Des Weiteren unterliege er dem Schutz für sogenannte Whistleblower. Die «Wolke», die Comey über der Präsidentschaft Trumps wegschieben sollte, baute sich gemessen an den Reaktionen auf die dreistündige Befragung des gefeuerten FBI-Direktors vor dem Geheimdienste-Ausschuss des US-Senats zu einem Gebirge auf. Analysten erwarten langfristige Konsequenzen.
Ringen um Glaubwürdigkeit
Analysten weisen darauf hin, der ehemalige Chef der Bundespolizei sei der Bitte des Kongresses nicht nachgekommen, seine Memos den zuständigen Ausschüssen zu überlassen. Dass Sonderermittler Mueller dagegen im Besitz der Dokumente ist, deute darauf hin, dass dieser das Thema «Behinderung der Justiz» prüfe. Damit hat sich für Trump das Problem vergrössert. Neben der Untersuchung der mutmasslichen Zusammenarbeit mit Russland im Wahlkampf muss sich der Präsident nun auch Obstruktionsvorwürfen erwehren, über die Richard Nixon in der Watergate-Affäre stürzte.

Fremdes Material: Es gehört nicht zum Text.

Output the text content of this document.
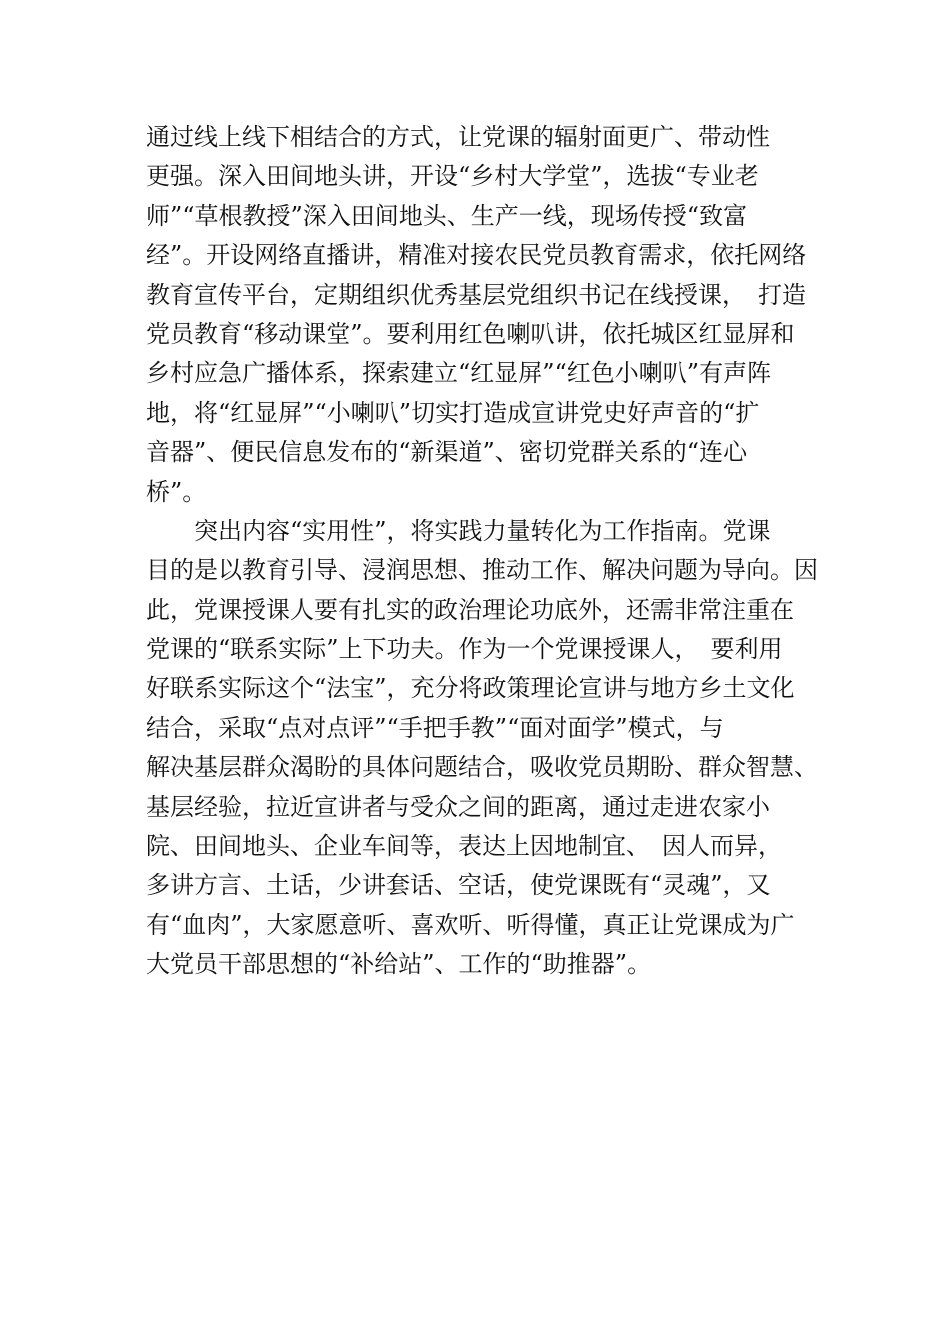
通过线上线下相结合的方式，让党课的辐射面更广、带动性
更强。深入田间地头讲，开设“乡村大学堂”，选拔“专业老
师”“草根教授”深入田间地头、生产一线，现场传授“致富
经”。开设网络直播讲，精准对接农民党员教育需求，依托网络
教育宣传平台，定期组织优秀基层党组织书记在线授课，　打造
党员教育“移动课堂”。要利用红色喇叭讲，依托城区红显屏和
乡村应急广播体系，探索建立“红显屏”“红色小喇叭”有声阵
地，将“红显屏”“小喇叭”切实打造成宣讲党史好声音的“扩
音器”、便民信息发布的“新渠道”、密切党群关系的“连心
桥”。
　　突出内容“实用性”，将实践力量转化为工作指南。党课
目的是以教育引导、浸润思想、推动工作、解决问题为导向。因
此，党课授课人要有扎实的政治理论功底外，还需非常注重在
党课的“联系实际”上下功夫。作为一个党课授课人，　要利用
好联系实际这个“法宝”，充分将政策理论宣讲与地方乡土文化
结合，采取“点对点评”“手把手教”“面对面学”模式，与
解决基层群众渴盼的具体问题结合，吸收党员期盼、群众智慧、
基层经验，拉近宣讲者与受众之间的距离，通过走进农家小
院、田间地头、企业车间等，表达上因地制宜、　因人而异，
多讲方言、土话，少讲套话、空话，使党课既有“灵魂”，又
有“血肉”，大家愿意听、喜欢听、听得懂，真正让党课成为广
大党员干部思想的“补给站”、工作的“助推器”。
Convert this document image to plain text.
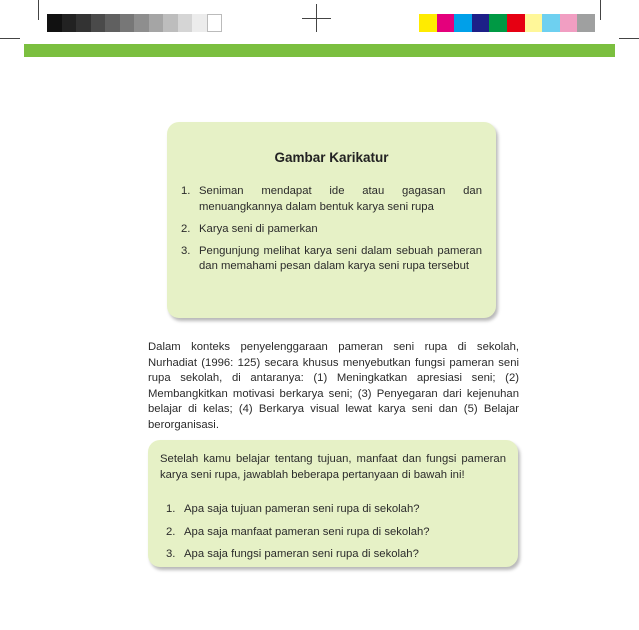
Gambar Karikatur
1. Seniman mendapat ide atau gagasan dan menuangkannya dalam bentuk karya seni rupa
2. Karya seni di pamerkan
3. Pengunjung melihat karya seni dalam sebuah pameran dan memahami pesan dalam karya seni rupa tersebut

Dalam konteks penyelenggaraan pameran seni rupa di sekolah, Nurhadiat (1996: 125) secara khusus menyebutkan fungsi pameran seni rupa sekolah, di antaranya: (1) Meningkatkan apresiasi seni; (2) Membangkitkan motivasi berkarya seni; (3) Penyegaran dari kejenuhan belajar di kelas; (4) Berkarya visual lewat karya seni dan (5) Belajar berorganisasi.

Setelah kamu belajar tentang tujuan, manfaat dan fungsi pameran karya seni rupa, jawablah beberapa pertanyaan di bawah ini!

1. Apa saja tujuan pameran seni rupa di sekolah?
2. Apa saja manfaat pameran seni rupa di sekolah?
3. Apa saja fungsi pameran seni rupa di sekolah?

Nicht einmal Trumps eigene Berater können sehen, wie sich Trump mit seinem entrückten Tweet geholfen hat. Analysten wie der Politologe Larry Sabato erkennen im Nachgang zu der Anhörung einen Wettbewerb um Glaubwürdigkeit. Dabei sei der ehemalige FBI-Direktor dem erratischen «Twitterer-in-Chief» klar überlegen. «Die Chancen, dass Comey die Wahrheit sagt und Trump gelogen hat, liegen nahe an 100 Prozent».